Ask for recommendations


‘Recommendations’ are another LinkedIn profile feature well worth taking advantage of, essentially acting as on-profile character and proficiency testimonials. They sit near the bottom of your profile, split into recommendations you’ve given and received. It’s the latter ones you’re interested in. The more high-quality recommendations you can add to your profile, the more impactful it’ll be with viewers.


There’s no easy way to get recommendations. The same two methods that apply to endorsements apply here. The best route is to ask people you’ve worked with (whether that’s colleagues, clients, or managers) to give you one. You can then return the favour to strengthen their profile too.


A collection of recommendations help to add some colour to your profile, lending extra context to your experience section. They can also help to highlight your key skills and career achievements.


Make your profile public


You have the option to make your LinkedIn profile private or public. The former means that only people who are connected with you can see your profile details. The latter means that anyone who visits your profile can see all of the information it contains.


While online privacy is important, having a public profile is essential if you want to maximise your LinkedIn presence. It allows people from outside of your network to check you out without connecting, which removes friction from the opportunities you’re exposed to.

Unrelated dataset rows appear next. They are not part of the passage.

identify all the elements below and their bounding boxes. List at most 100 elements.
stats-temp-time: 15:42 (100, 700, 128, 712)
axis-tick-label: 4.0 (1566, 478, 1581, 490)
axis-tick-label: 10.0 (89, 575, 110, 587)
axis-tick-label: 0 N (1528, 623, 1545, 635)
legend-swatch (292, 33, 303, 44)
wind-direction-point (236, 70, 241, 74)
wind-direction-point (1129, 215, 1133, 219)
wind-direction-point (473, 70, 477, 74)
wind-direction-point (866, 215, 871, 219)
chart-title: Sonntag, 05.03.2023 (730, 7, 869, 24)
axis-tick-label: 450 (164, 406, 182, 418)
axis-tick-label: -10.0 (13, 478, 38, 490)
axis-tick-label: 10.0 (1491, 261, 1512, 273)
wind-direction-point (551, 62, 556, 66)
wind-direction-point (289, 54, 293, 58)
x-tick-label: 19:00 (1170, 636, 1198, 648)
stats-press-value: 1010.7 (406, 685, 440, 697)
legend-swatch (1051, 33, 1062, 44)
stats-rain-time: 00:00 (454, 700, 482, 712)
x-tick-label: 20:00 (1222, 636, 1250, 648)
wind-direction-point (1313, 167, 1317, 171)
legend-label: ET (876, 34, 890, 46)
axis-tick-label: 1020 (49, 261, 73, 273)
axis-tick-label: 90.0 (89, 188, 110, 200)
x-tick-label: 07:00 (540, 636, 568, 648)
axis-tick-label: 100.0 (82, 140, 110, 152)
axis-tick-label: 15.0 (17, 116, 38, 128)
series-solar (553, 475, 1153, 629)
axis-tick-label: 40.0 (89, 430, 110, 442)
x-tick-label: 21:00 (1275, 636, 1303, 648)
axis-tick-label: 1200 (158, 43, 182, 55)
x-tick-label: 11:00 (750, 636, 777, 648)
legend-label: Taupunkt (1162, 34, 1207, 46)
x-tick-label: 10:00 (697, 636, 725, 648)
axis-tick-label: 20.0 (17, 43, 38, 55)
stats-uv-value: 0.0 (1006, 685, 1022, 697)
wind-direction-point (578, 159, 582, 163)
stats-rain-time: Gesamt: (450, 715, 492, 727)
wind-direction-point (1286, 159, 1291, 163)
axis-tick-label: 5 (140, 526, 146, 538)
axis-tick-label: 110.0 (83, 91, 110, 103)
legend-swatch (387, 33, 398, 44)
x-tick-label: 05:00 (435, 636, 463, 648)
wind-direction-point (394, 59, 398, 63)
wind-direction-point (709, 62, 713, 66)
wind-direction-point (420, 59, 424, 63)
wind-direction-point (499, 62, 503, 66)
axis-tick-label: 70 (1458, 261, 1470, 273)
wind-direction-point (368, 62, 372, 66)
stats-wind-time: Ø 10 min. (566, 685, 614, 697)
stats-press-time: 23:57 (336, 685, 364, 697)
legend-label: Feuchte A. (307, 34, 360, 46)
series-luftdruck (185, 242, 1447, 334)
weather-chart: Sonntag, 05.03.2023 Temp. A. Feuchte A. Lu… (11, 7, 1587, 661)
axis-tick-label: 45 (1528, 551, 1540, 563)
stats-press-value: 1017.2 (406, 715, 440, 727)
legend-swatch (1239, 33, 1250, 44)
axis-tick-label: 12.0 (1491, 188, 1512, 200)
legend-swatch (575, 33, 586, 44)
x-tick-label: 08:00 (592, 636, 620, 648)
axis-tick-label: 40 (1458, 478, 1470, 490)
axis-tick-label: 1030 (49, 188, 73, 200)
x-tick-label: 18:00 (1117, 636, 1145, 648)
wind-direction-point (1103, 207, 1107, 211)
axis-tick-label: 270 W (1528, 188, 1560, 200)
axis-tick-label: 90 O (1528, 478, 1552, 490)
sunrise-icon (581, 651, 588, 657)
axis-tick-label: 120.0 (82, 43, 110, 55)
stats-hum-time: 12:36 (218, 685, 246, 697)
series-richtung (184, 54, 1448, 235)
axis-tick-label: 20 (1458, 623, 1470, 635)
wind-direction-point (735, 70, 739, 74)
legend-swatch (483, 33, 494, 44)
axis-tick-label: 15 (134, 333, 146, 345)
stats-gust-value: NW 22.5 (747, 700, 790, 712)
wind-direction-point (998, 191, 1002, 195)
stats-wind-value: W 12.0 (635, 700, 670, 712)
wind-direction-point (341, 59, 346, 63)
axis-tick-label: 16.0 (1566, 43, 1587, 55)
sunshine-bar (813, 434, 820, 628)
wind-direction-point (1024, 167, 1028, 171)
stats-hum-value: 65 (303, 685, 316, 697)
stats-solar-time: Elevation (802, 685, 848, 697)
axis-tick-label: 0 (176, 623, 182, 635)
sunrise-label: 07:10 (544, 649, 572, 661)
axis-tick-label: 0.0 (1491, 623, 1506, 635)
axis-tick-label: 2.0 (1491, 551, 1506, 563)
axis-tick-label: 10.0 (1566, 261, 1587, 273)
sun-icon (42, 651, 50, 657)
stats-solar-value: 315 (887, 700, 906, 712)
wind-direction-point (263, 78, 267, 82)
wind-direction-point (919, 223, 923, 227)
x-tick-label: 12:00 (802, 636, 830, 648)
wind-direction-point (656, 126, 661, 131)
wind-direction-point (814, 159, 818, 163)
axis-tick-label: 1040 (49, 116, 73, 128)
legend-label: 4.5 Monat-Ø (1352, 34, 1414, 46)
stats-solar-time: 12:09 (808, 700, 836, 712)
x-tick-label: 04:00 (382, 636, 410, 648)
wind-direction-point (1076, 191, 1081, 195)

It also means that your profile can be discovered from off-platform – through Google Search for example. Paired with a custom URL that’s optimised around the right keywords, this can expose you to even more opportunities for work or network-building.


Stay up to date


Finally, make sure to keep on top of your LinkedIn profile and avoid it becoming outdated. LinkedIn is a huge social media network, with over 900 million users, and your profile acts as your face in that crowd. 


Committing to regular profile reviews, or remembering to update your LinkedIn profile every time there’s a development in your career or skillset, makes sure that you’ve always got your best foot forward, helping you make the most of the platform.